Noel Asmar Group partnered with Debrand to launch a new sustainability initiative, Hospitality Lifecycle, for textile recycling in hotels and spas. The lifestyle brand brought the industry Pedicure Bowls, Asmar Equestrian, and Noel Asmar Uniforms, which won the 2019 ISPA Innovation of the Year Award for the collection of sustainable uniforms made from recycled plastic bottles.
When Noel Asmar recognized the need to manage Noel Asmar Group’s own textile waste, she searched for companies with protocols for expired textiles. Finding no policies in place, Asmar partnered with Debrand, a consultant for recycling solutions, to find a sustainable way to handle textile waste. The result was the Hospitality Lifecycle, and the solution comes in three simple steps.
1) Box and ship products directly to Debrand, no minimums or maximums.

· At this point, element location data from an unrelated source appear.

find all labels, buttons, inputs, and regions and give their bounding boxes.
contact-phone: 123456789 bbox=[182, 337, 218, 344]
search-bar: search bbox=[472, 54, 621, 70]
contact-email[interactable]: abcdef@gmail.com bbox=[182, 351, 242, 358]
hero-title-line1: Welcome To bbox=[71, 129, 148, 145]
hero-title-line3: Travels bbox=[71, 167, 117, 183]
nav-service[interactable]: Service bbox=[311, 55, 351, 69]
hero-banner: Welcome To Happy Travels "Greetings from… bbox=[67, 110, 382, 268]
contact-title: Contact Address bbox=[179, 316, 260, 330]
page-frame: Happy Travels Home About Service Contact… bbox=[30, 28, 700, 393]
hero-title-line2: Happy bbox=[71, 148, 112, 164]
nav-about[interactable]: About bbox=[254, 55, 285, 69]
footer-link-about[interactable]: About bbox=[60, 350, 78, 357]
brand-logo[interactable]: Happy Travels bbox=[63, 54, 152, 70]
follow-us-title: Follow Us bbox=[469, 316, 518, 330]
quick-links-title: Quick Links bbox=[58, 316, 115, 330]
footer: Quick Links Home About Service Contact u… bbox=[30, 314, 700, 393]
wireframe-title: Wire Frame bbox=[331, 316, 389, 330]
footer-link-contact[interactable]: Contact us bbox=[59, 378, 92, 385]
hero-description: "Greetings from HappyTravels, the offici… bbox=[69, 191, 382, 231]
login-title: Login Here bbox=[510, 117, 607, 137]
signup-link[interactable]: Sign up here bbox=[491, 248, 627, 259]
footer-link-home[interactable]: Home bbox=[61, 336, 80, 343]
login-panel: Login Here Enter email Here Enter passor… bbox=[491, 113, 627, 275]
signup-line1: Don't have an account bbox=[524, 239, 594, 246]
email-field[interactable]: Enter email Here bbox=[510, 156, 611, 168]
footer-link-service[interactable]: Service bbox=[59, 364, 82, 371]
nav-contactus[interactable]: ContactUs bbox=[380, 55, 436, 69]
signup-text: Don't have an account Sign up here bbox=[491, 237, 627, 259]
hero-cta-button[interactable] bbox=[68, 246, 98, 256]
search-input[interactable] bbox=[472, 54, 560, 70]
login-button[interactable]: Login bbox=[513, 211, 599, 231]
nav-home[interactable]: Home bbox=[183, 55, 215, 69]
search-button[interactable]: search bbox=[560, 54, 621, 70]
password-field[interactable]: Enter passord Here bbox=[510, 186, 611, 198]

2) Debrand weighs, processes, and sorts the textiles to allow them to recycle, upcycle, or destroy products safely and securely.
3) Debrand will provide a monthly or quarterly report on submitted goods from each company.
(End-to-end services are provided by Debrand on a cost-per-pound basis, for easy forecasting and management.)
“Providing data empowers brands to measure and report their environmental impact,” says Asmar. “Through the Hospitality Lifecycle initiative, Debrand provides a diversion report for properties to track their progress and celebrate their success with partners, staff, and customers alike.”
The textile industry contributes greenhouse gas emissions equal to 1.2 billion tons annually. This does not include textiles sent to a landfill or incinerator. However, recycling old textiles is a difficult process. Uniforms and hotel textiles are designed with mixed fibers to handle repeated wear and washings. To be recyclable, the composition of the fabric must be deconstructed. In addition, garments with logos carry additional security and reputational risks when donated. The Hospitality Lifecycle aims to solve these problems with the three steps. “Gone are the days when you can dump product in landfills without environmental and financial costs,” says Asmar.